Business Editor
WITH the 2015 deadline for the attainment of Millenium Development Goals (MDGs) approaching, Africa has little to show in terms of market integration due to increasing protectionist attitudes by developed countries.

While MDG number eight provides for establishment of global partnerships for development on the economic front, there is still limited integration into global markets of African economies, according to the UN Economic Commission for Africa (ECA) 2014 MDGs latest report.

“International trade and economic arrangements have little benefitted African countries. Policies prescribed by the International Monetary Fund (IMF) and the World Bank (particularly Structural Adjustment Programs), resulted in excessive economic liberalisation with disastrous effects, including the requirements to cut back on health, education and public services, and to rely on commodities for export,” reads part of the report.

Despite being producers of major raw materials globally, the report says African countries remain poor with little rewards from international trade treaties.
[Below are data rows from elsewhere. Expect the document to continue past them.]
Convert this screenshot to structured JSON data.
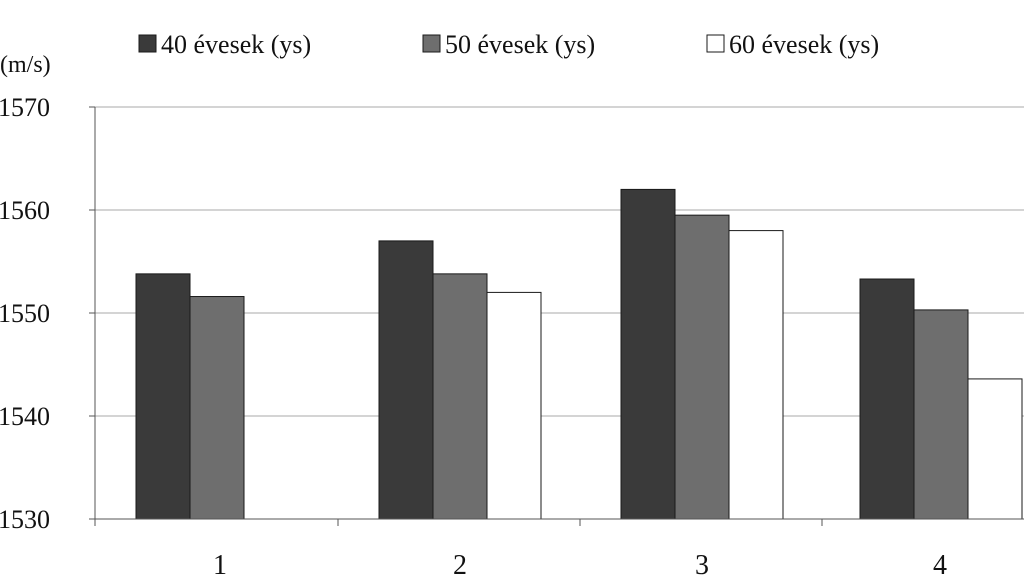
{
  "chart_data": {
    "type": "bar",
    "title": "",
    "xlabel": "",
    "ylabel": "(m/s)",
    "categories": [
      "1",
      "2",
      "3",
      "4"
    ],
    "ylim": [
      1530,
      1570
    ],
    "yticks": [
      "1530",
      "1540",
      "1550",
      "1560",
      "1570"
    ],
    "grid": true,
    "legend_position": "top",
    "series": [
      {
        "name": "40 évesek (ys)",
        "color": "#3a3a3a",
        "values": [
          1553.8,
          1557,
          1562,
          1553.3
        ]
      },
      {
        "name": "50 évesek (ys)",
        "color": "#6e6e6e",
        "values": [
          1551.6,
          1553.8,
          1559.5,
          1550.3
        ]
      },
      {
        "name": "60 évesek (ys)",
        "color": "#ffffff",
        "values": [
          null,
          1552,
          1558,
          1543.6
        ]
      }
    ]
  }
}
“Developed countries continue to control the terms of technology transfer, private capital and foreign aid flows, while maintaining trade barriers to protect their domestic suppliers from cheaper imports from Africa,” it says.

“Consequently, African economies’ integration into global markets remains limited and the continent’s share of global exports represented only 3,4 percent of the total in 2012, up from 2,3 percent in 2000, but still around half the level of the early 1980s.”

The Organisation for Economic Co-operation and Development (OECD) concurs.

The report notes that development partners have often reiterated commitment at different multilateral negotiation platforms, World Trade Organisation (WTO) and G20 forums, to support African countries, promote enhanced mutual trade, avail funding and roll back new protectionist measures yet continue to impose new export restrictions.

“These commitments are far from being met, as evidenced by rising protectionism, with 124 new trade restrictive measures introduced between October 2011 and April 2012,” reads the report.

The gross national income (GNI) commitment by development partners under the Monterrey Consensus of 2000 to increase Official Development Assistance (ODA) to support least developed countries and the 2005 Paris Declaration on Aid Effectiveness commitment to increase ODA by 2010 are typical examples of agreements that are yet to be honoured.

In 2011 G8 countries reaffirmed commitments on ODA and enhancing aid effectiveness but a year later ODA to Africa dropped from approximately $30,7 billion in 2011 to $29,1 billion in 2012.

“As at 2013, only five countries reached the United Nations target of allocating 0,7 percent of GNI to ODA. The total quantity of ODA to Africa remains lower than half of the increase implied by the 2005 commitments.

“More specifically, the combined donors’ ODA was equivalent to 0,30 percent of their combined GNI, leaving a delivery gap of 0,40 percent of GNI,” reads the report.

Given the continued global economic uncertainty there are legitimate concerns over the ability of donor countries to maintain their commitments on aid.

The report also indicates limited progress in developing an open, rule-based, predictable, non-discriminatory trading and financial system.

Given this sober reality African countries have been urged to strengthen regional synergies and trade ties within the continent to support their economies.

Free trade zones under the auspices of the Common Market for Eastern and Southern Africa (Comesa), the Sadc and the East African Community (EAC) are commendable in reversing the trade imbalances, consolidating autonomy and growth of African economies.